The Cal Lutheran and UCLA study said the metro’s coming-of-age Latinos are “overwhelmingly” second- and third-generation Americans, and the number of Latinos with a bachelor’s degree grew at a rate 2.9 times that of non-Latinos from 2010-21.

These shifts, though more evident in the Houston area, have also played out on larger scales despite the disproportionately high mortality rates Latinos faced in the first years of the COVID-19 pandemic.

The study said that in 2021, Latinos contributed $581.2 billion to the Texas economy, with the top sectors being finance and real estate, government, professional and business services, mining and quarrying, and construction.

And across the country, the Latino population’s total economic output in 2021 was $3.2 trillion.
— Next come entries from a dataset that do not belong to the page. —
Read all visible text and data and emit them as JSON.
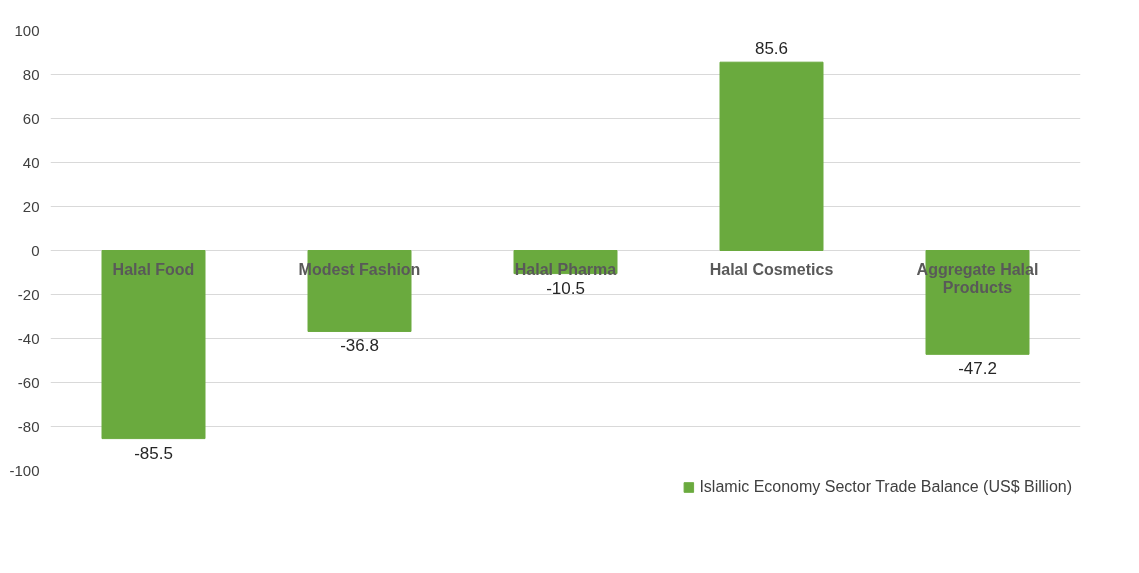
{
  "chart_data": {
    "type": "bar",
    "categories": [
      "Halal Food",
      "Modest Fashion",
      "Halal Pharma",
      "Halal Cosmetics",
      "Aggregate Halal Products"
    ],
    "series": [
      {
        "name": "Islamic Economy Sector Trade Balance (US$ Billion)",
        "color": "#6aaa3e",
        "values": [
          -85.5,
          -36.8,
          -10.5,
          85.6,
          -47.2
        ]
      }
    ],
    "ylim": [
      -100,
      100
    ],
    "yticks": [
      -100,
      -80,
      -60,
      -40,
      -20,
      0,
      20,
      40,
      60,
      80,
      100
    ],
    "grid": "y",
    "legend": "bottom",
    "data_labels": true
  }
}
The Latino GDP grew by 7.1% that year, about 2% more than that of non-Latinos.

Murillo said she hopes studies like this will influence how companies, from small businesses to large corporations, market toward and hire Latino consumers and workers. The purchasing power of U.S. Latinos reached $3.4 trillion in 2021, according to an Arizona State University study published last year.

“I can’t imagine there’s a corporation that can afford to overlook 45% of the demographic,” she said, referring to Latinos’ large share of Houston’s population. “And these are not anecdotal stories. These are hard facts. It’s data.”

A recent census data release revealed that the Houston metropolitan area grew by almost 140,000 last year, with Harris County accounting for more than a third of that growth.

Although the U.S. Census Bureau won’t release more detailed demographic information — such as population by age, sex, race and Hispanic origin — until this summer, the data shows much of the county’s population growth was fueled by international migration.

More than 41,100 immigrants moved to Harris County last year, second in the country only to Florida’s Miami-Dade County. We won’t know exactly how much Latinos contributed to that population growth until June, but Murillo sees a clear trend.

“As go Hispanics, so goes Houston,” Murillo said. “And the rest of the country for that matter.”